Attention also played a role: with higher attention, messages didn’t suddenly go viral; their popularity grew more slowly over time. Only the highest-quality messages had bouts of sudden popularity. But with lower attention, poor-quality messages had a greater chance of attaining viral fame.
…but also a healthy diversity of ideas
In an ideal world, you wouldn’t want just high-quality information, but also a diversity of thinking. Having a lot of messages competing for attention and popularity is probably a healthy thing for a thriving marketplace of ideas. The model found that a low information load might lead to better quality discrimination, but it also leads to low idea diversity.
Is there a place where the tradeoff reaches a good balance? According to the model, yes: you can have high diversity and good quality discrimination, but only if attention is also high. “When [attention] is large, there is a region where the network can sustain very high diversity with relatively little loss of discriminative power,” the researchers write.
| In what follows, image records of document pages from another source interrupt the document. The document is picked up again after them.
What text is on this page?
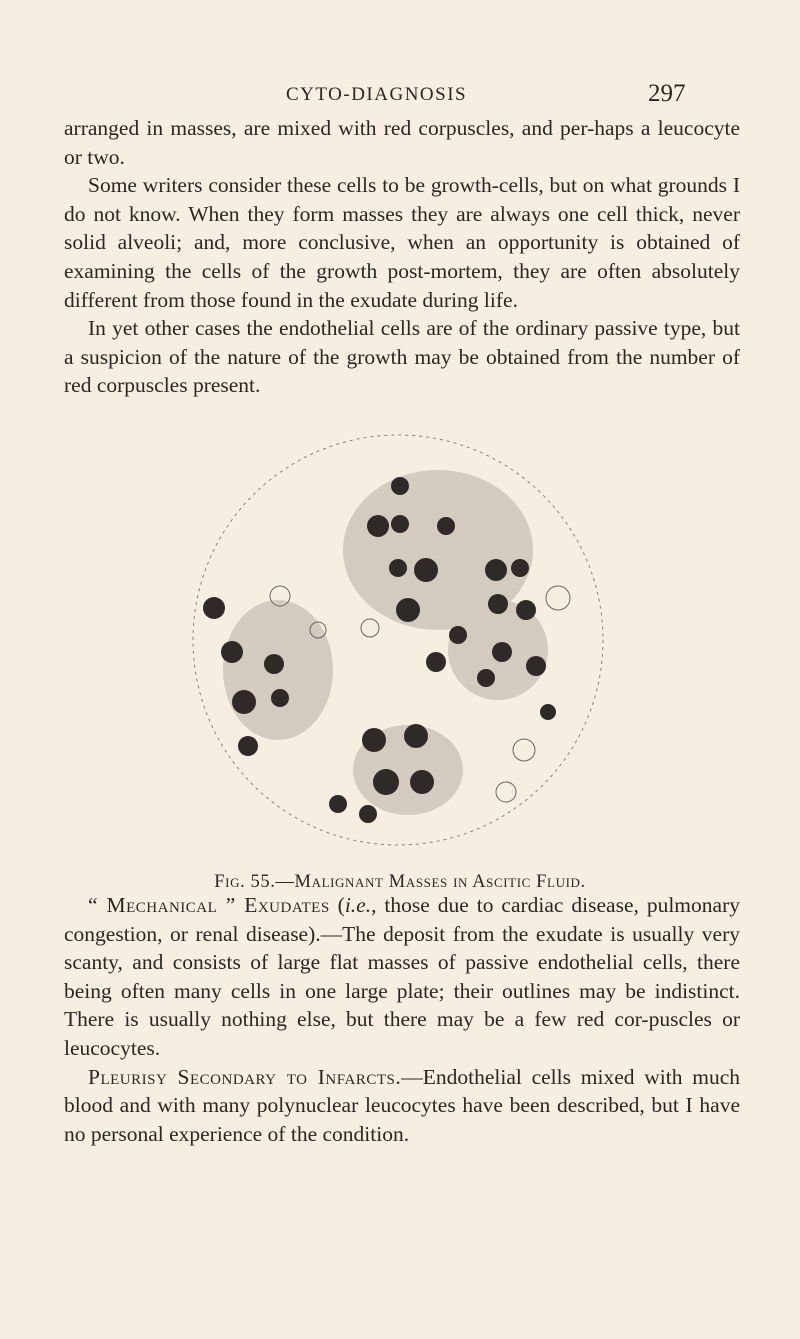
CYTO-DIAGNOSIS	297

arranged in masses, are mixed with red corpuscles, and per-haps a leucocyte or two.

Some writers consider these cells to be growth-cells, but on what grounds I do not know. When they form masses they are always one cell thick, never solid alveoli; and, more conclusive, when an opportunity is obtained of examining the cells of the growth post-mortem, they are often absolutely different from those found in the exudate during life.

In yet other cases the endothelial cells are of the ordinary passive type, but a suspicion of the nature of the growth may be obtained from the number of red corpuscles present.

Fig. 55.—Malignant Masses in Ascitic Fluid.

“ Mechanical ” Exudates (i.e., those due to cardiac disease, pulmonary congestion, or renal disease).—The deposit from the exudate is usually very scanty, and consists of large flat masses of passive endothelial cells, there being often many cells in one large plate; their outlines may be indistinct. There is usually nothing else, but there may be a few red cor-puscles or leucocytes.

Pleurisy Secondary to Infarcts.—Endothelial cells mixed with much blood and with many polynuclear leucocytes have been described, but I have no personal experience of the condition.
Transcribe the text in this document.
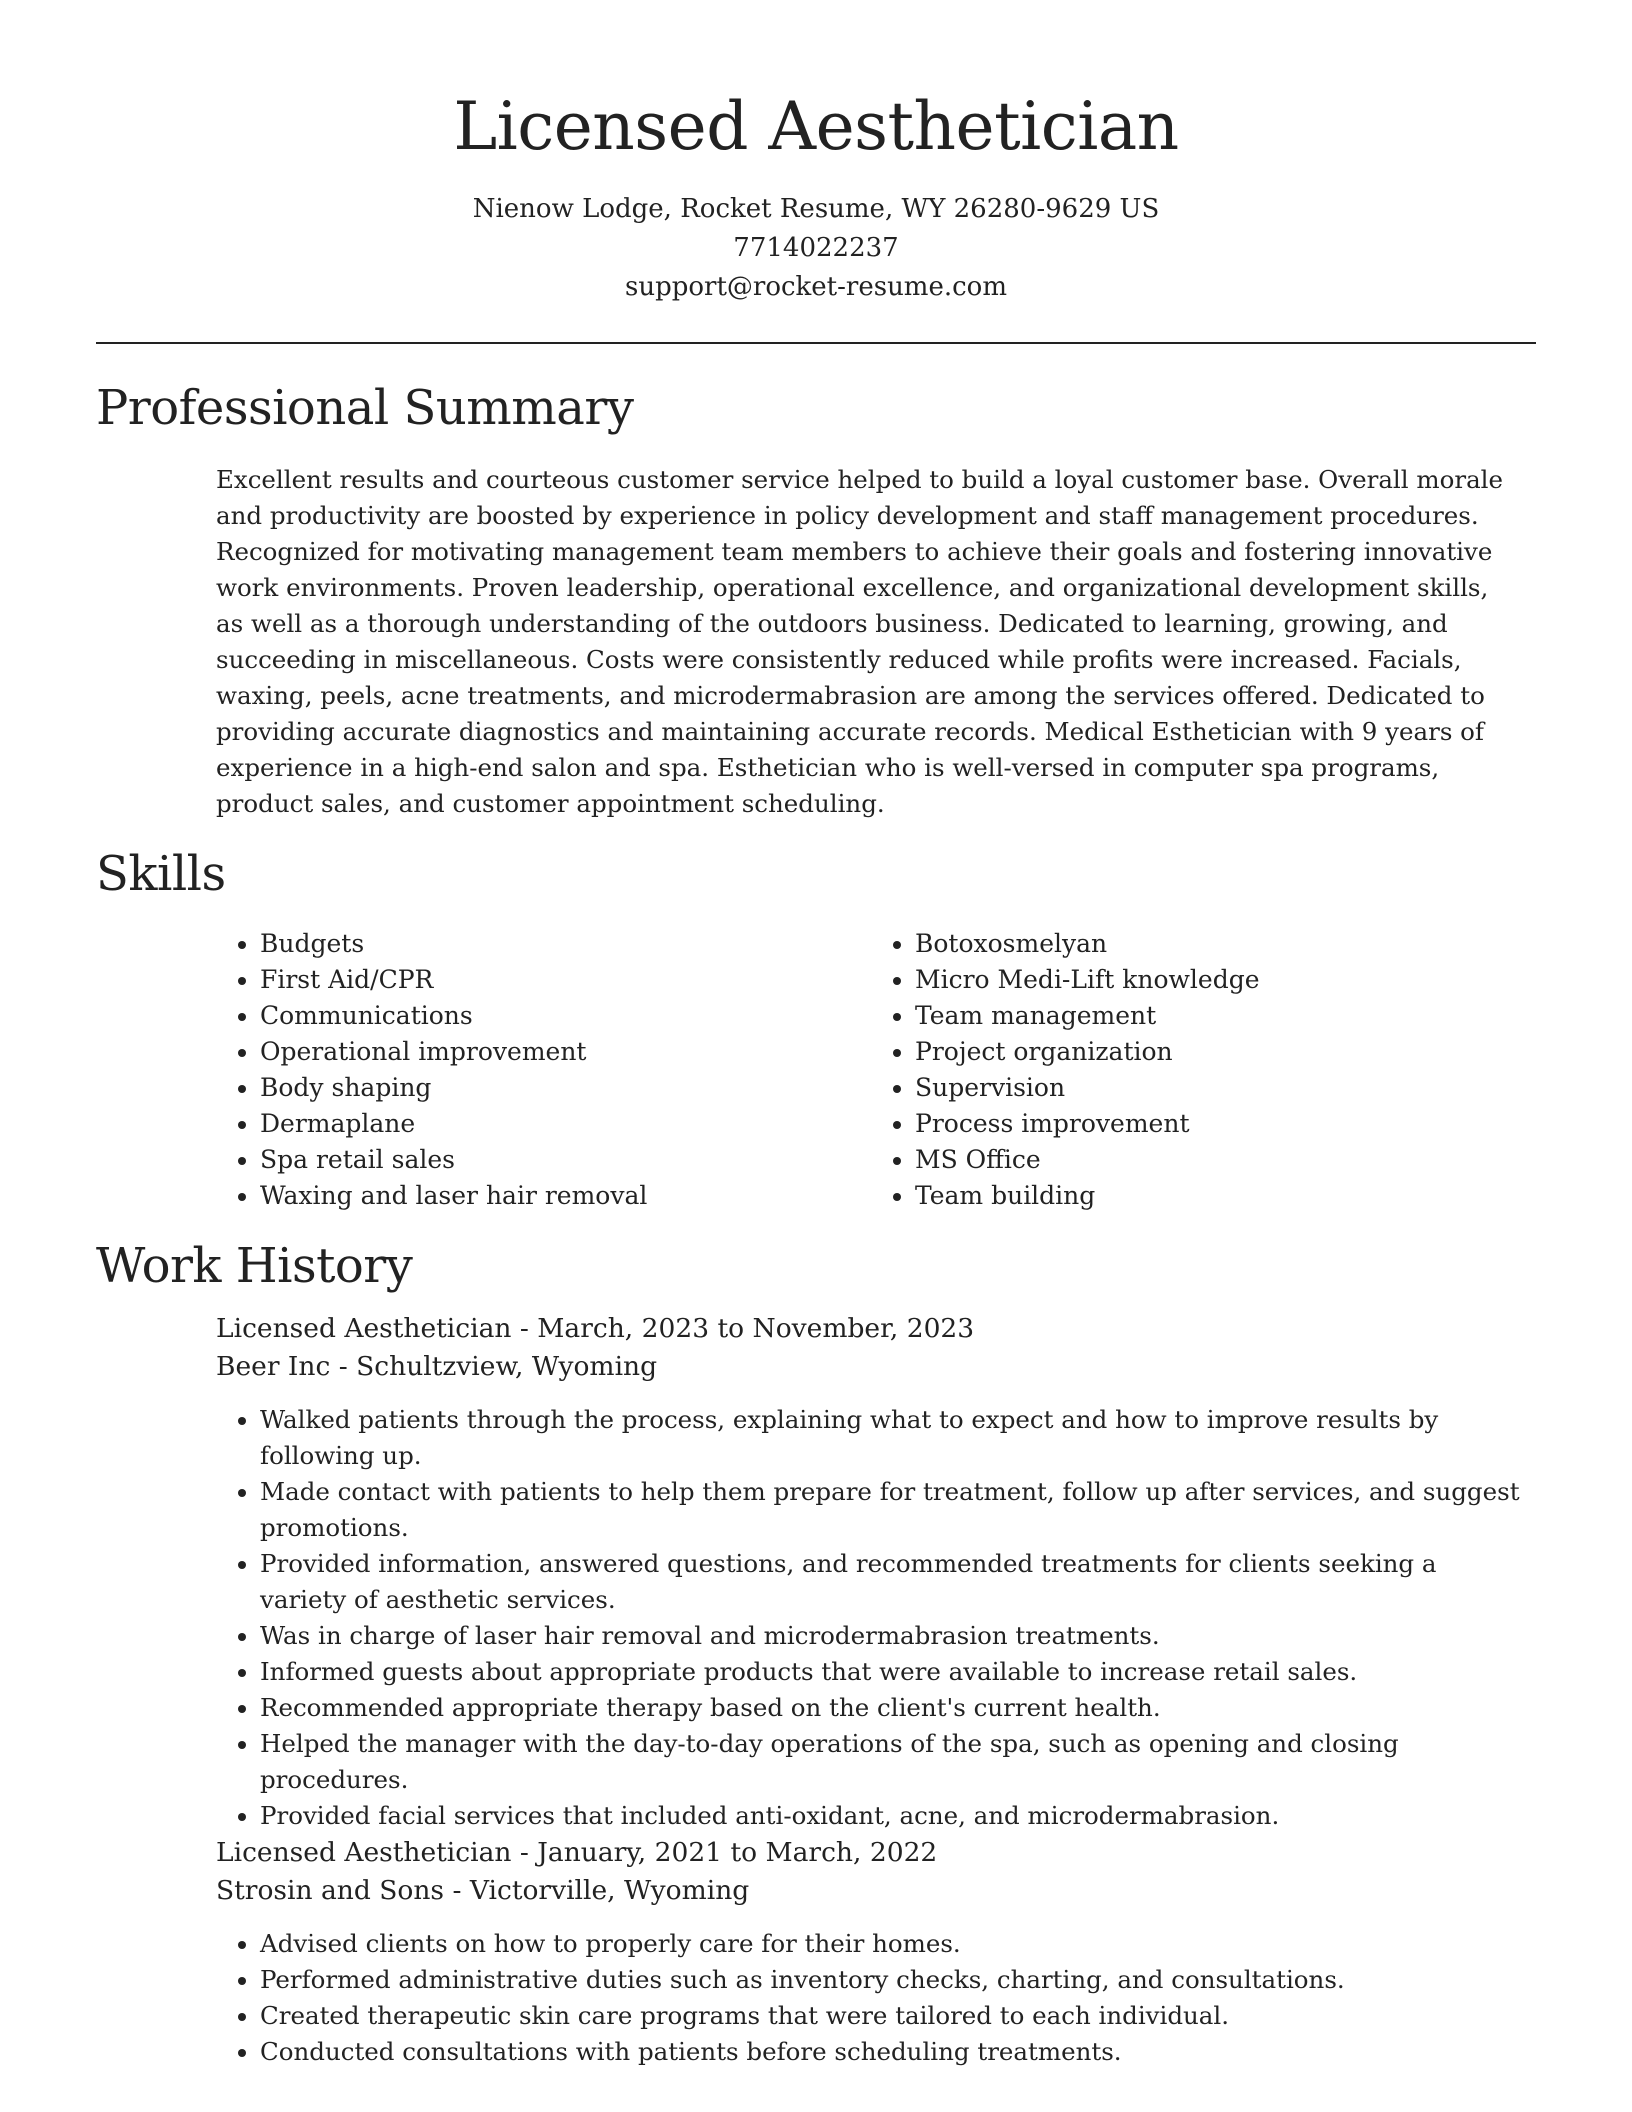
Licensed Aesthetician
Nienow Lodge, Rocket Resume, WY 26280-9629 US
7714022237
support@rocket-resume.com
Professional Summary

Excellent results and courteous customer service helped to build a loyal customer base. Overall morale and productivity are boosted by experience in policy development and staff management procedures. Recognized for motivating management team members to achieve their goals and fostering innovative work environments. Proven leadership, operational excellence, and organizational development skills, as well as a thorough understanding of the outdoors business. Dedicated to learning, growing, and succeeding in miscellaneous. Costs were consistently reduced while profits were increased. Facials, waxing, peels, acne treatments, and microdermabrasion are among the services offered. Dedicated to providing accurate diagnostics and maintaining accurate records. Medical Esthetician with 9 years of experience in a high-end salon and spa. Esthetician who is well-versed in computer spa programs, product sales, and customer appointment scheduling.

Skills
• Budgets
• First Aid/CPR
• Communications
• Operational improvement
• Body shaping
• Dermaplane
• Spa retail sales
• Waxing and laser hair removal
• Botoxosmelyan
• Micro Medi-Lift knowledge
• Team management
• Project organization
• Supervision
• Process improvement
• MS Office
• Team building
Work History
Licensed Aesthetician - March, 2023 to November, 2023
Beer Inc - Schultzview, Wyoming
• Walked patients through the process, explaining what to expect and how to improve results by following up.
• Made contact with patients to help them prepare for treatment, follow up after services, and suggest promotions.
• Provided information, answered questions, and recommended treatments for clients seeking a variety of aesthetic services.
• Was in charge of laser hair removal and microdermabrasion treatments.
• Informed guests about appropriate products that were available to increase retail sales.
• Recommended appropriate therapy based on the client's current health.
• Helped the manager with the day-to-day operations of the spa, such as opening and closing procedures.
• Provided facial services that included anti-oxidant, acne, and microdermabrasion.
Licensed Aesthetician - January, 2021 to March, 2022
Strosin and Sons - Victorville, Wyoming
• Advised clients on how to properly care for their homes.
• Performed administrative duties such as inventory checks, charting, and consultations.
• Created therapeutic skin care programs that were tailored to each individual.
• Conducted consultations with patients before scheduling treatments.
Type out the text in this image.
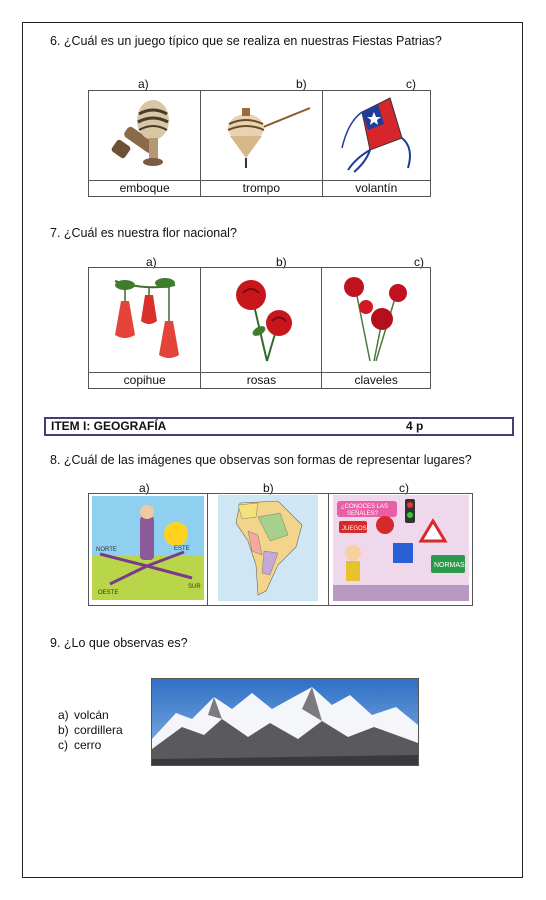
6. ¿Cuál es un juego típico que se realiza en nuestras Fiestas Patrias?
a)	b)	c)

emboque	trompo	volantín
7. ¿Cuál es nuestra flor nacional?
a)	b)	c)

copihue	rosas	claveles
ITEM I: GEOGRAFÍA	4 p
8. ¿Cuál de las imágenes que observas son formas de representar lugares?
a)	b)	c)
NORTE	ESTE
OESTE
SUR

¿CONOCES LAS
SEÑALES?
JUEGOS
NORMAS
9. ¿Lo que observas es?
a) volcán
b) cordillera
c) cerro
Real-world data makes it look even worse
Models always rely on simplifying some assumptions about the real world. One of the most important assumptions with this research is that everyone produces new ideas at the same rate and has the same attention span. Obviously, that isn’t true, so the researchers went looking for some way to make these parameters more realistic.
The researchers used data from Twitter to estimate information overload, looking at a million users’ rate of tweeting vs. retweeting. Different people had different ratios, which the researchers plugged into their model. For attention, they looked at 10 million scrolling sessions from Tumblr, counting the number of times a user stopped while scrolling through their feed. This was a proxy for how many items the user paid close attention to. These numbers, also plugged into the model, gave the agents varying attention spans that closely mimicked the real world.
The result of adding greater realism to the simulation were appalling: the network got really, really bad at picking out the highest-quality messages to go viral. “This finding suggests that the heterogeneous information load and attention of the real world lead to a market that is incapable of discriminating information on the basis of quality,” the researchers write.
The difficult thing in models like this is checking that they definitely apply to the real world. It’s one thing to plug in numbers taken from the real world; it’s another to assume that Twitter or Facebook really do behave the same way as these simulated networks.
A real-world check is difficult in a model like this, because a real-world measure of quality is hard to find. Still, the researchers did a rough-and-ready check by using data from an article-quality rating scheme. They compared the number of times high-rated articles were shared on social media compared to poor-quality articles, and there was no difference: both were just as likely to go viral. That suggests that the real world is just as bad at discriminating quality as the simulated network.
There’s still more work to be done on models like these. For instance, this simulation doesn’t capture the echo chambers that exist on social media, so the role those chambers might play is not clear.
So, what do we do to improve the situation? The researchers suggest that limiting the amount of content in social media feeds might be a start; they recommend controlling bot abuse, although it’s not obvious that this would drastically reduce the information firehose we all face on a daily basis. Trying to maintain a high level of skepticism about the information that drifts into your path might be the only defense for now. “Our main finding,” write the researchers, “is that survival of the fittest is far from a foregone conclusion where information is concerned.”